The Supreme Court of the United States (SCOTUS) issued a ruling today (May 22) that the Republicans who control North Carolina’s legislature illegally used race to draw congressional districts in the state. The United States Court of Appeals for the Fourth Circuit previously found that the same body created voter ID laws that targeted Blacks with “almost surgical precision.” SCOTUS recently refused to hear a challenge to that decision.

In Cooper v. Harris, North Carolina voters sued state officials, alleging “impermissible racial gerrymanders.” Gerrymandering is when voting district boundaries are drawn to provide an advantage to a particular political party.

The suit stemmed from the officials’ redrawing of two congressional districts following the 2010 census. Before the redistricting, both Districts 1 and 12 consistently elected candidates that were preferred by Black voters, despite the fact that neither district had a majority Black voting pool. After the census, the map was redrawn to make those districts predominantly Black. The United States District Court for the Middle District of North Carolina found that the districts were in violation of the Fourteenth Amendment’s Equal Protection Clause, which prevents states from denying citizens equal protection under the law.

The state appealed the case to the Supreme Court, and SCOTUS voted 5-3 to uphold the previous decision, ruling the gerrymandering unconstitutional. The majority opinion was written by Justice Elena Kagan, who was joined by Justice Ruth Bader Ginsburg, Justice Stephen Breyer and Justice Sonia Sotomayor.
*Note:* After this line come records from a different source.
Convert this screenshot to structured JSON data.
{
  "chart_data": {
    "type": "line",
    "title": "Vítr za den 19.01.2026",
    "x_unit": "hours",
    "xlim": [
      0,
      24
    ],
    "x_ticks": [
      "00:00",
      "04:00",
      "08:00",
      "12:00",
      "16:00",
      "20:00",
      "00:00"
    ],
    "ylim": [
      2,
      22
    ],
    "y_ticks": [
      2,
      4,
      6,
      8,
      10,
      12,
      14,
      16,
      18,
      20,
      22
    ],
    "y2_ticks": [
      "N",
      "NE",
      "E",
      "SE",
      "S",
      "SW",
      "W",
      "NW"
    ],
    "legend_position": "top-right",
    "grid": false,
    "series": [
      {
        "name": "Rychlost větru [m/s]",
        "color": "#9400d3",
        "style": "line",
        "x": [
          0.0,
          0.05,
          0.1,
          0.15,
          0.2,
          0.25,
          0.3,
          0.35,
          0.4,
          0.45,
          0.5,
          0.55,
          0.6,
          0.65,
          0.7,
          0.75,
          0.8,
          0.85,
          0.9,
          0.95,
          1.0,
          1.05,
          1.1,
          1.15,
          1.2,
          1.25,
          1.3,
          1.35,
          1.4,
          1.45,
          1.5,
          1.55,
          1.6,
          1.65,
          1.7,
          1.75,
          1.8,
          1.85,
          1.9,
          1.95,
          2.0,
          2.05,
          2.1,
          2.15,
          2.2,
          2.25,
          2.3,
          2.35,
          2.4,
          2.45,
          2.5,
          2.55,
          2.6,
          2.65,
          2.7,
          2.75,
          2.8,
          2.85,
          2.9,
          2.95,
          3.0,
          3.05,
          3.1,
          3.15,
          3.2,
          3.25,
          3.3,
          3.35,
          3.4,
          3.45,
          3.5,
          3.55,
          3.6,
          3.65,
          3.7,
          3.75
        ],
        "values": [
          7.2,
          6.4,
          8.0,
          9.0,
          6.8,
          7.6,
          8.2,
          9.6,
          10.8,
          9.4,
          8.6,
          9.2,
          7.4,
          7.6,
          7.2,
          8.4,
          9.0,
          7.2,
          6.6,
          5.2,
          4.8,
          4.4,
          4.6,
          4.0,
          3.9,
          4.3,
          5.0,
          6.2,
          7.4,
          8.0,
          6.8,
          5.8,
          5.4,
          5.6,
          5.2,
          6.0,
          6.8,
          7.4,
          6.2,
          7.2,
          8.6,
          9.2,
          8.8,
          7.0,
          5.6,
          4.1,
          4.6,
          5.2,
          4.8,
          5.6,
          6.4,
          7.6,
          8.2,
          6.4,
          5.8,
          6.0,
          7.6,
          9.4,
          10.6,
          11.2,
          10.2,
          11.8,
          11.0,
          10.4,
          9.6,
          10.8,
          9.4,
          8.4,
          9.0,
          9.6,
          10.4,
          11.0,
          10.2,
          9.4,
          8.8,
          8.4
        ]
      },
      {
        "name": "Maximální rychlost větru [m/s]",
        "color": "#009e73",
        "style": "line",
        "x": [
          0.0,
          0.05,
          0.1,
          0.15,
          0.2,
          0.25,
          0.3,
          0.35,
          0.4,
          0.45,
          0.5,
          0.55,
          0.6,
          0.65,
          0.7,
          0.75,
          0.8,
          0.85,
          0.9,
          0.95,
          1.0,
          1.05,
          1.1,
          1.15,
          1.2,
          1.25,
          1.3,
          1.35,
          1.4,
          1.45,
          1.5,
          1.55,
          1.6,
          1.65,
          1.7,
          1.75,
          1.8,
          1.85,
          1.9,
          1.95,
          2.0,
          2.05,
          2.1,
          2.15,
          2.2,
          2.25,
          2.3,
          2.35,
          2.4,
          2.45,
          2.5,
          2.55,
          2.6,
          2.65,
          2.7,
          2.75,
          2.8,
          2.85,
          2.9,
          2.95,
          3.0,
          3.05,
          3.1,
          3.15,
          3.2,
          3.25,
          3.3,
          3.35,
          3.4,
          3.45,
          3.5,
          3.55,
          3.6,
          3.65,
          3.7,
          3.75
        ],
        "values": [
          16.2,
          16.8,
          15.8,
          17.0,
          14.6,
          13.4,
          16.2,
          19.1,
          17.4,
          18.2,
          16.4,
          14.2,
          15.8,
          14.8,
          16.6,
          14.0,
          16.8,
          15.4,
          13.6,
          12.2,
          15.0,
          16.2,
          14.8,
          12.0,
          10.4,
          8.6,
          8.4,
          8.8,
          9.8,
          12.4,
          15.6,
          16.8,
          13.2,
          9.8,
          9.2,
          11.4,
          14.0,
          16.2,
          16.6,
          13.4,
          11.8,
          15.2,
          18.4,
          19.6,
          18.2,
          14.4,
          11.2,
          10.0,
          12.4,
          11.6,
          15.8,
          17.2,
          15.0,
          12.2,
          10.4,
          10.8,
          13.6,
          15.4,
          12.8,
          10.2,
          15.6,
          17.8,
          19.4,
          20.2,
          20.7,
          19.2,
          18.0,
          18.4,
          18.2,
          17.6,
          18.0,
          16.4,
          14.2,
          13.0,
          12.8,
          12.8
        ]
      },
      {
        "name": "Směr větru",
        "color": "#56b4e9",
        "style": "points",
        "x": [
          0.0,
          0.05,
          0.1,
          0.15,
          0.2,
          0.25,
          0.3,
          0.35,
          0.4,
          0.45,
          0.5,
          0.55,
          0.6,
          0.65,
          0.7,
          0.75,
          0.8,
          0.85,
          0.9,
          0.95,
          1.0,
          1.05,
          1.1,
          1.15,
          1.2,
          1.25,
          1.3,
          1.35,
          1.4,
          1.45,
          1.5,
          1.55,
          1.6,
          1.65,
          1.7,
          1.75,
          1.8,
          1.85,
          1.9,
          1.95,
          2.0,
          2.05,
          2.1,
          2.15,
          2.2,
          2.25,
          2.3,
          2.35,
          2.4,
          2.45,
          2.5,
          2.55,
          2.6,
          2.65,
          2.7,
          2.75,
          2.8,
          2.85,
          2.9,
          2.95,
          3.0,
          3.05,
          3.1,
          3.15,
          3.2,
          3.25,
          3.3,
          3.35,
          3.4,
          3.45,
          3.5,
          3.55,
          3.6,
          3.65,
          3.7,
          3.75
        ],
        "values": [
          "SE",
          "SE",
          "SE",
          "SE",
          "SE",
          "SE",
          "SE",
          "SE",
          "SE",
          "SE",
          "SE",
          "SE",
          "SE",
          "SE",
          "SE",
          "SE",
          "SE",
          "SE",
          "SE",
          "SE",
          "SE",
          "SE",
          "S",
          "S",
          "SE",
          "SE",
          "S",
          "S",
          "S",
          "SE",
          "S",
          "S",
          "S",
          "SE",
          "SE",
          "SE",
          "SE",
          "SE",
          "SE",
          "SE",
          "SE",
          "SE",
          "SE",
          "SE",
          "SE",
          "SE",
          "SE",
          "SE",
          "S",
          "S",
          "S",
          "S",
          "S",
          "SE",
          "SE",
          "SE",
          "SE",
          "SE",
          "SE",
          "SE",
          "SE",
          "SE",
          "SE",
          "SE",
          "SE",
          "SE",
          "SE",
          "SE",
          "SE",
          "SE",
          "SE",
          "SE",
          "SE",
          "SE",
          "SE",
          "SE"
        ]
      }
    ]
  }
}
Justice Clarence Thomas wrote a concurring opinion.

From Kagan’s opinion:

Applying a clear error standard, we uphold the District Court’s conclusions that racial considerations predominated in designing both District 1 and District 12. For District 12, that is all we must do, because North Carolina has made no attempt to justify race-based districting there. For District 1, we further uphold the District Court’s decision that §2 of the VRA gave North Carolina no good reason to reshuffle voters because of their race. We accordingly affirm the judgment of the District Court.

Justice Samuel Alito wrote the dissenting opinion, which was joined by Justice Anthony Kennedy and Chief Justice John Roberts. New justice Neil Gorsuch was not on the court when the case was heard in December, so he did not weigh in.